Aber erst am 7. Juli 1617 – also schon in der Regierungszeit von Echters Nachfolger Bischof Johann Gottfried von Aschhausen – wird Hausherr verhaftet und nach Würzburg geschafft, wo er sich schließlich am 28. November 1617 im Kerker mit dem Strick das Leben nimmt.
„Es bleibt ein Rätsel, warum man ihn so lange gewähren ließ“, sagt Robert Meier. „Die in Würzburg müssen ihm geglaubt haben.“ Ursache dürfte nach Ansicht Meiers das damalige Rechtssystem gewesen sein. Der Zentgraf und seine Schöffen im Zentgericht mussten sich zwar jedes Todesurteil erst in Würzburg absegnen lassen. Würzburg war aber bei der juristischen Bewertung der Fälle absolut abhängig von den Informationen, wie sie aus Gerolzhofen geliefert wurden. Wie Hausherr zu den belastenden Aussagen und Geständnissen gekommen war, das konnte in Würzburg niemand nachprüfen. Es zählten nur die vorgelegten Protokolle. „Das Geständnis war damals die Mutter des Beweisverfahrens“, betont Robert Meier. Und in den Protokollen gab es Geständnisse zuhauf. „Würzburg tat sich deshalb schwer, ein vorliegendes Geständnis zu ignorieren.“
Es deutet einiges darauf hin, dass Echters Regierungsmannschaft immer wieder mal Zweifel an dem hatte, was da aus Gerolzhofen an Aussage-Protokollen nach Würzburg geliefert wurde. Mehrmals, wenn die Aussagen nicht schlüssig waren, schickte man sogar eigene Fragelisten in die Steigerwaldstadt zurück, die den Verdächtigen dann nochmals vorgehalten werden sollten.

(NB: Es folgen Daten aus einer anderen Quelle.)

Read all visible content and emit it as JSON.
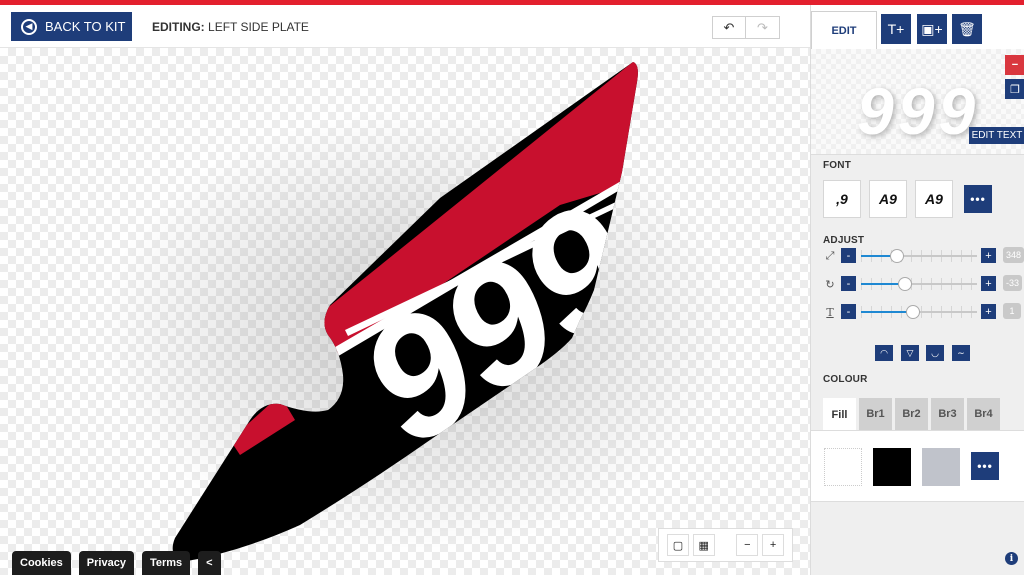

Nach der Beschwerde eines Gerolzhöfer Stadtrates, dessen Ehefrau von Hausherr als mutmaßliche Hexe verhaftet und übelst zugerichtet worden war, wurde Ende 1616 gar der bischöfliche Kommissar Vitus Zyrrer herausgeschickt. Zyrrer nahm Untersuchungen auf, stellte zwar eine ganze Liste von Unzulänglichkeiten fest, konnte letztlich aber dem Hausherr nichts nachweisen, was zu dessen Absetzung hätte führen können. Auch danach werden regelmäßig weitere Juristen zu Valentin Hausherr entsandt, die an den Verhören und Prozessen teilnehmen. Doch auch diese Dienstaufsicht kann der Zentgraf noch monatelang irgendwie umgehen – und weiterhin unschuldige Menschen ins Verderben reißen.
Der Zentgraf wird reich
Das Vermögen der Hingerichteten wird dafür hergenommen, die nicht unerheblichen Kosten des Verfahrens zu decken: Es haben sich lange Rechnungslisten erhalten mit Ausgaben für die Verpflegung der Delinquenten und das Brennholz während der Haft, für den aus Würzburg anreisenden Scharfrichter und seine Gesellen, für das Holz und Stroh der Scheiterhaufen und für die Kosten, die dem Zentgericht während des Prozesses entstanden sind. Wichtig: „Es fließt damals kein Geld nach Würzburg“, hat Robert Meier festgestellt. Alles verbleibt vor Ort. Die Zent Gerolzhofen hatte eine eigene Rechnungsführung, ein Großteil des Geldes wird der Zentgraf wohl in die eigene Tasche gesteckt haben.
Durch sein Treiben gelangt Valentin Hausherr zu beachtlichem Reichtum. Zum Zeitpunkt seiner Verhaftung im Jahr 1618 besitzt Valentin Hausherr, der aus dem hessischen Hilders stammt, als Wertanlage die große, verpachtete Wasenmühle außerhalb der Stadt in Richtung Hörnau – und drei große Bürgerhäuser im vorderen Bereich der heutigen Salzstraße.
Nach dem Selbstmord Hausherrs leben seine Witwe und seine Kinder weiterhin in Gerolzhofen. Von möglichen Anfeindungen aus der Bevölkerung ist nichts überliefert. Ganz im Gegenteil: Ein Sohn des Zentgrafen, der Adam Hausherr, wird später sogar der Gerolzhöfer Stadtschreiber.